Note: Before we continue, I want you to take note of this, we are never going to be using the R console directly, all our work will be done in R studio. If you double-click R the console will look something like this:

The Console

R Console

At the time of writing the name of this version was “Funny-Looking Kid” as shown above. You can execute commands directly in this console, but we are not going to do that. Close the console and open RStudio. We will be using the interactive integrated development environment (IDE) RStudio.

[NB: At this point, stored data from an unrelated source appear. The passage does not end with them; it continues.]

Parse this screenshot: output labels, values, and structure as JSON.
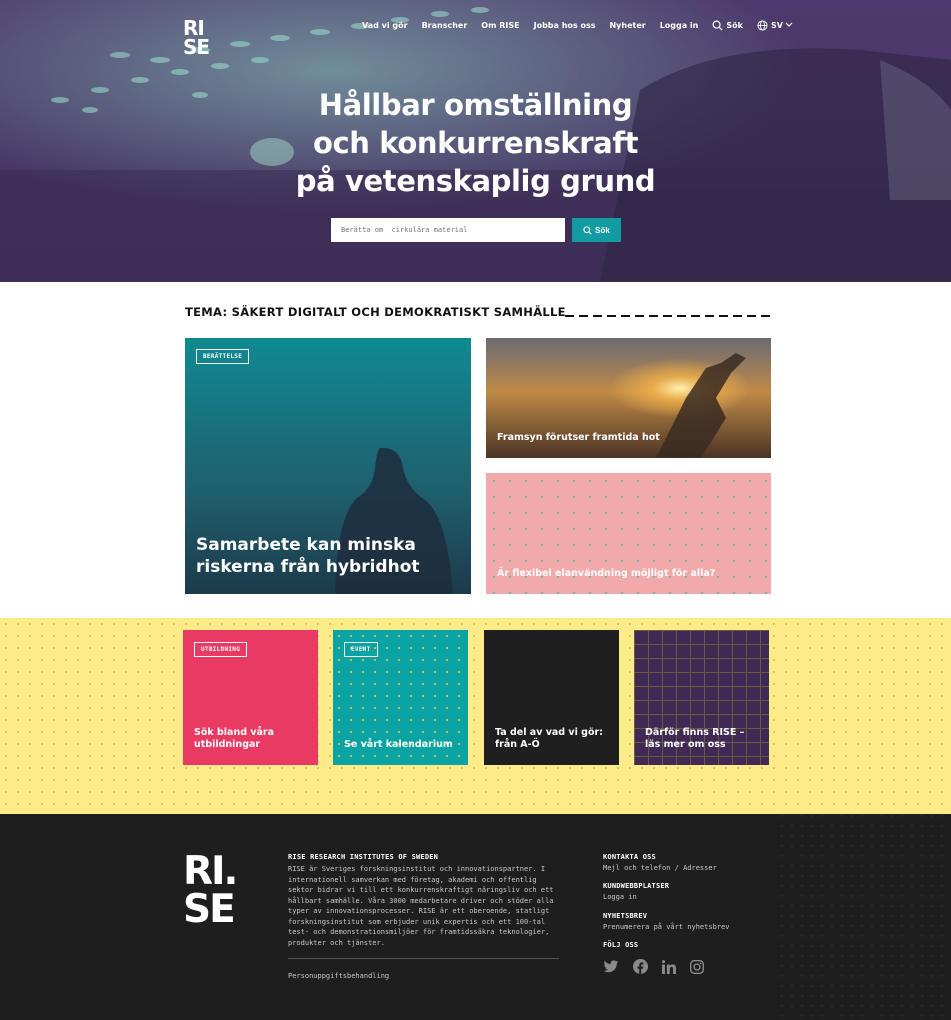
{
  "brand": {
    "logo_line1": "RI",
    "logo_line2": "SE",
    "logo_dot": "."
  },
  "nav": {
    "items": [
      "Vad vi gör",
      "Branscher",
      "Om RISE",
      "Jobba hos oss",
      "Nyheter",
      "Logga in"
    ],
    "search_label": "Sök",
    "language": "SV",
    "icons": {
      "search": "search-icon",
      "globe": "globe-icon",
      "chevron": "chevron-down-icon"
    }
  },
  "hero": {
    "title_line1": "Hållbar omställning",
    "title_line2": "och konkurrenskraft",
    "title_line3": "på vetenskaplig grund",
    "search_placeholder": "Berätta om  cirkulära material",
    "search_button": "Sök"
  },
  "theme": {
    "title": "TEMA: SÄKERT DIGITALT OCH DEMOKRATISKT SAMHÄLLE",
    "cards": [
      {
        "tag": "BERÄTTELSE",
        "title_line1": "Samarbete kan minska",
        "title_line2": "riskerna från hybridhot"
      },
      {
        "title": "Framsyn förutser framtida hot"
      },
      {
        "title": "Är flexibel elanvändning möjligt för alla?"
      }
    ]
  },
  "tiles": [
    {
      "tag": "UTBILDNING",
      "title": "Sök bland våra utbildningar",
      "color": "#e83a62"
    },
    {
      "tag": "EVENT",
      "title": "Se vårt kalendarium",
      "color": "#0aa3a3"
    },
    {
      "title": "Ta del av vad vi gör: från A-Ö",
      "color": "#1f1f1f"
    },
    {
      "title": "Därför finns RISE – läs mer om oss",
      "color": "#3f2a56"
    }
  ],
  "footer": {
    "logo_line1": "RI.",
    "logo_line2": "SE",
    "org_title": "RISE RESEARCH INSTITUTES OF SWEDEN",
    "org_text": "RISE är Sveriges forskningsinstitut och innovationspartner. I internationell samverkan med företag, akademi och offentlig sektor bidrar vi till ett konkurrenskraftigt näringsliv och ett hållbart samhälle. Våra 3000 medarbetare driver och stöder alla typer av innovationsprocesser. RISE är ett oberoende, statligt forskningsinstitut som erbjuder unik expertis och ett 100-tal test- och demonstrationsmiljöer för framtidssäkra teknologier, produkter och tjänster.",
    "privacy": "Personuppgiftsbehandling",
    "contact_head": "KONTAKTA OSS",
    "contact_link": "Mejl och telefon / Adresser",
    "customer_head": "KUNDWEBBPLATSER",
    "customer_link": "Logga in",
    "newsletter_head": "NYHETSBREV",
    "newsletter_link": "Prenumerera på vårt nyhetsbrev",
    "follow_head": "FÖLJ OSS",
    "social_icons": [
      "twitter-icon",
      "facebook-icon",
      "linkedin-icon",
      "instagram-icon"
    ]
  },
  "colors": {
    "hero_purple": "#4b3665",
    "accent_teal": "#129ba0",
    "yellow": "#fdeb8a",
    "pink_card": "#f2a9aa",
    "footer": "#1e1e1e"
  }
}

Once you open RStudio you will see something like this:

RStudio Screen

First time opening RStudio

To start a new script, you can click on File, the New File, then R Script. I use windows and I usually just use the short-cut ctr+Shift+N. These gives you the four panels of RStudio. Once you have a new script, a typical RStudio screen looks like the one below:

RStudio Panels

The Quadrants

The panels or windows that make up the RStudio interface are:

  • The Source Editor: This is the main window in RStudio where you can write, edit, and save R scripts and R Markdown files.
  • The Console: This is where you can interact with the R environment, enter commands, and see the results of your commands.
  • The Environment/History/Connections Panel: This panel displays information about the current R environment, including the objects in your workspace, the history of your R commands, and the connections to any databases or other resources.
  • The Files/Plots/Packages/Help Panel: This panel provides access to your project files and directories, the plots and graphs you create, the packages you have installed, and the help documentation for R functions and packages. These four quadrants are designed to work together to provide a comprehensive and user-friendly environment for working with R.

R comes a couple of data sets to get you started. You will see in the bottom right quadrant it explains student’s sleep data. To see all these data sets in r-base you can type this in the source editor:

data()

The data set in opened in another file and if you want a particular dataset to be explained you use the following code.

?EuStockMarkets
## starting httpd help server ... done

This explains the nature of the Euro Stock Markets data in the fourth quadrant.

1.4 Getting Started in R

To save you script use file, save as and choose a name. Call it fist_file, use a n underscore to separate the words

Save Script

Saving Script

To save object in R we use the less than sign (<) followed by a minus (-) like this <-, and this is know as an assignment operator in R. We are going to use this for a quaratic equation. Suppose you have the quadratic equation: \[ 3y^2 + 4y - 2 = 0\] You will recall that to use the quadratic equation: \[ y = \frac{-b \pm \sqrt{b^2 - 4ac}}{2a} \]

\[ a = 3, \quad b = 4 \quad \& \quad c = -2 \] Let’s put these in RStudio using our script. Use the code below:

a <- 3
b <- 4
c <- -2

y_1 <- (-b + sqrt(b^2 - 4*a*c))/(2*a)
y_2 <- (-b - sqrt(b^2 - 4*a*c))/(2*a)

y_1; y_2
## [1] 0.3874259
## [1] -1.720759

You should get 0.39 and -1,72 as your answers. I hope you found this exercise interesting. Try a couple of quadratic equations yourself and see if you get the answers right.

1.5 Exercises 1:

  1. What is data science and what purpose does it serve?
  2. Explain the advantages of using R over other statistical packages
  3. In RStudio, open a new script and calculate the following:
    1. 3(2+7) – 6
    2. 2/5 – 7/15
    3. {log}_2(25)
  4. Solving the following quadratic equation using R: \(3x^2 + 8x = 2\) Recall the quadratic formula: First save a, b, and c as objects in R using the assignment operator then get the two roots of this equation.